The Prince Crowns Engineering King

The Duke of Edinburgh has described engineering as "making a greater positive difference to human life than almost any other human endeavour".

In an article in the New Scientist called "Make things better", Prince Philip discusses how engineering can transform lives.

The 93-year-old says: "Great engineers have a passion to improve life; a burning conviction that they can make life better for everyone.

"Engineers need to have a talent for invention and innovation, but what drives them is the conviction that they can find a better way to do things; a cheaper and more efficient solution to the problems of human existence on this planet of limited resources that we call Earth."

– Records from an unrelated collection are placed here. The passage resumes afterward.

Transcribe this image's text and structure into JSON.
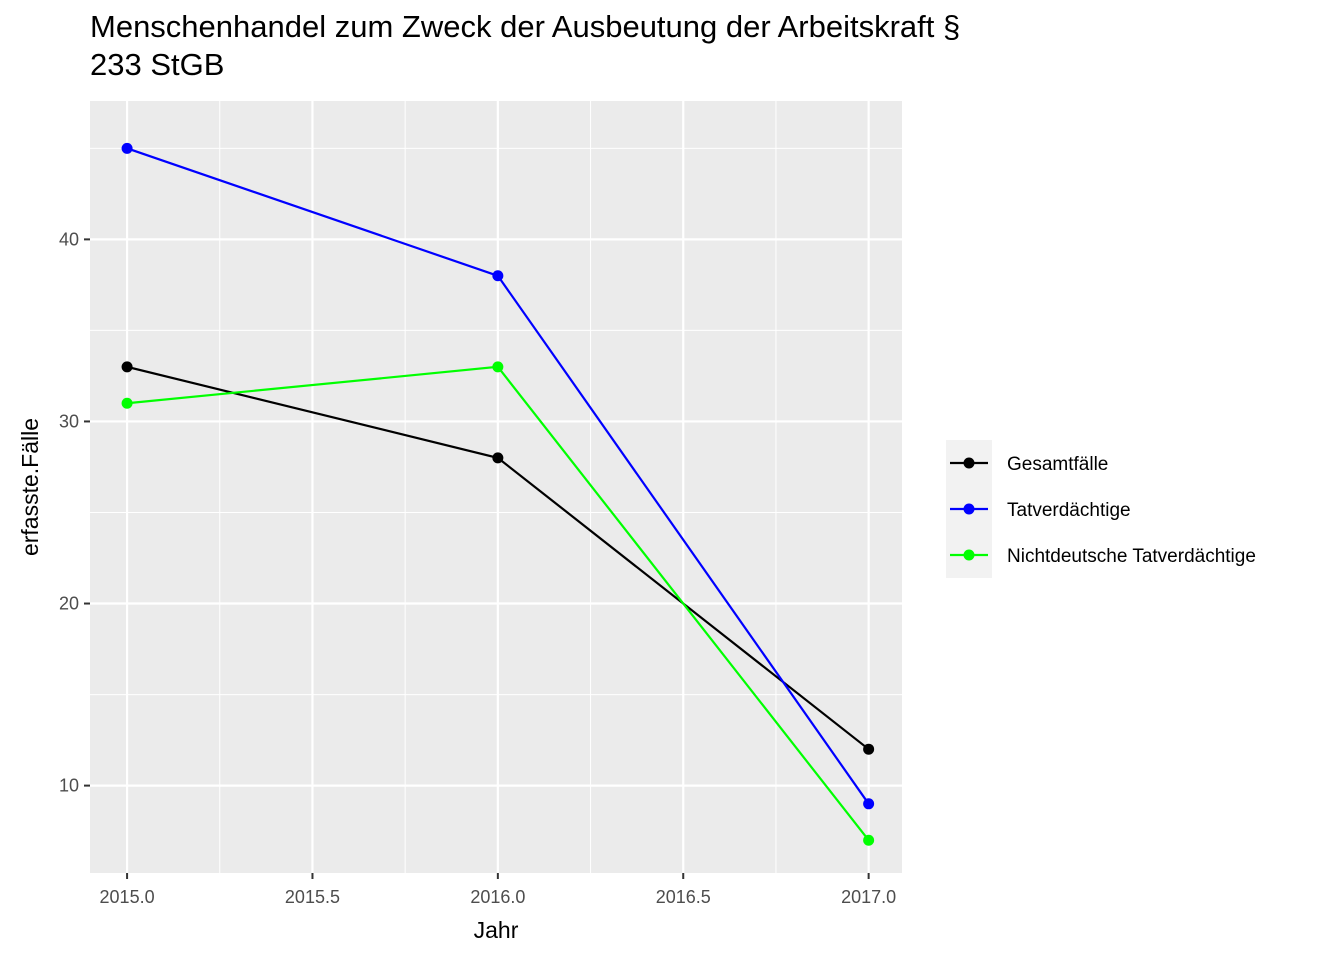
{
  "chart_data": {
    "type": "line",
    "title_lines": [
      "Menschenhandel zum Zweck der Ausbeutung der Arbeitskraft §",
      "233 StGB"
    ],
    "xlabel": "Jahr",
    "ylabel": "erfasste.Fälle",
    "x": [
      2015.0,
      2016.0,
      2017.0
    ],
    "xlim": [
      2014.9,
      2017.09
    ],
    "ylim": [
      5.2,
      47.6
    ],
    "x_ticks": [
      "2015.0",
      "2015.5",
      "2016.0",
      "2016.5",
      "2017.0"
    ],
    "x_tick_values": [
      2015.0,
      2015.5,
      2016.0,
      2016.5,
      2017.0
    ],
    "y_ticks": [
      "10",
      "20",
      "30",
      "40"
    ],
    "y_tick_values": [
      10,
      20,
      30,
      40
    ],
    "grid": true,
    "legend_position": "right",
    "series": [
      {
        "name": "Gesamtfälle",
        "color": "#000000",
        "values": [
          33,
          28,
          12
        ]
      },
      {
        "name": "Tatverdächtige",
        "color": "#0000ff",
        "values": [
          45,
          38,
          9
        ]
      },
      {
        "name": "Nichtdeutsche Tatverdächtige",
        "color": "#00ff00",
        "values": [
          31,
          33,
          7
        ]
      }
    ]
  }
}
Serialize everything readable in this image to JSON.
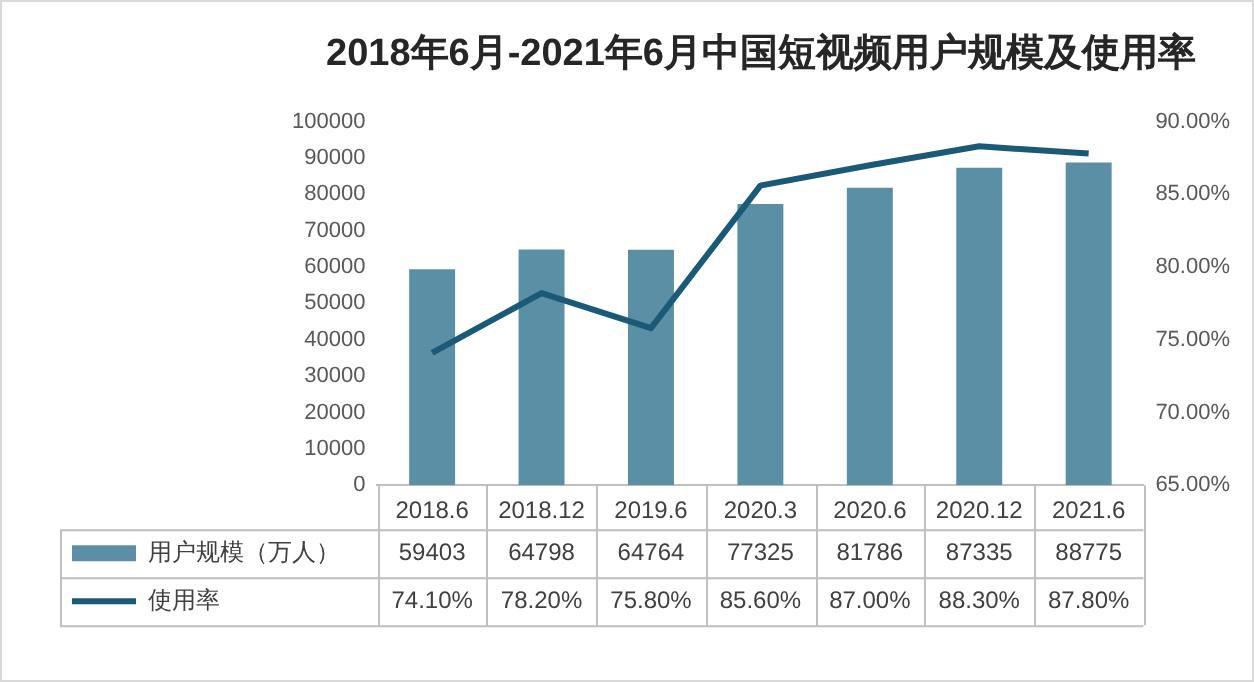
{
  "chart_data": {
    "type": "bar",
    "title": "2018年6月-2021年6月中国短视频用户规模及使用率",
    "categories": [
      "2018.6",
      "2018.12",
      "2019.6",
      "2020.3",
      "2020.6",
      "2020.12",
      "2021.6"
    ],
    "series": [
      {
        "name": "用户规模（万人）",
        "color": "#5b8fa6",
        "values": [
          59403,
          64798,
          64764,
          77325,
          81786,
          87335,
          88775
        ],
        "value_labels": [
          "59403",
          "64798",
          "64764",
          "77325",
          "81786",
          "87335",
          "88775"
        ]
      },
      {
        "name": "使用率",
        "type": "line",
        "axis": "y2",
        "color": "#1a5a78",
        "values": [
          74.1,
          78.2,
          75.8,
          85.6,
          87.0,
          88.3,
          87.8
        ],
        "value_labels": [
          "74.10%",
          "78.20%",
          "75.80%",
          "85.60%",
          "87.00%",
          "88.30%",
          "87.80%"
        ]
      }
    ],
    "ylim": [
      0,
      100000
    ],
    "yticks": [
      0,
      10000,
      20000,
      30000,
      40000,
      50000,
      60000,
      70000,
      80000,
      90000,
      100000
    ],
    "y2lim": [
      65,
      90
    ],
    "y2ticks": [
      {
        "value": 65,
        "label": "65.00%"
      },
      {
        "value": 70,
        "label": "70.00%"
      },
      {
        "value": 75,
        "label": "75.00%"
      },
      {
        "value": 80,
        "label": "80.00%"
      },
      {
        "value": 85,
        "label": "85.00%"
      },
      {
        "value": 90,
        "label": "90.00%"
      }
    ],
    "grid": false,
    "legend": "bottom",
    "marker": "none",
    "line_style": "solid"
  }
}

It comes ahead of the announcement next week of the winner of the Queen Elizabeth Prize for Engineering.

Awarded every two years it also aims to raise the public profile of engineering and to inspire young people to become engineers.

In 2013 the first winners were five people who created the internet and the World Wide Web.

Assessing the value of engineering in his own words, the Duke says: "Engineering is not just a profession to be learned and practised as a way of making a living.

"It is one of the few ways in which human talent can be given the chance to improve, and frequently to transform, the comfort and prosperity of the human community.

"In fact, engineering has made a greater positive difference to human life than almost any other human endeavour."

The Duke of Edinburgh has long-standing links with engineering through his career in the Royal Navy.

In 1976 he helped establish the Fellowship of Engineering which later became known as the Royal Academy of Engineering.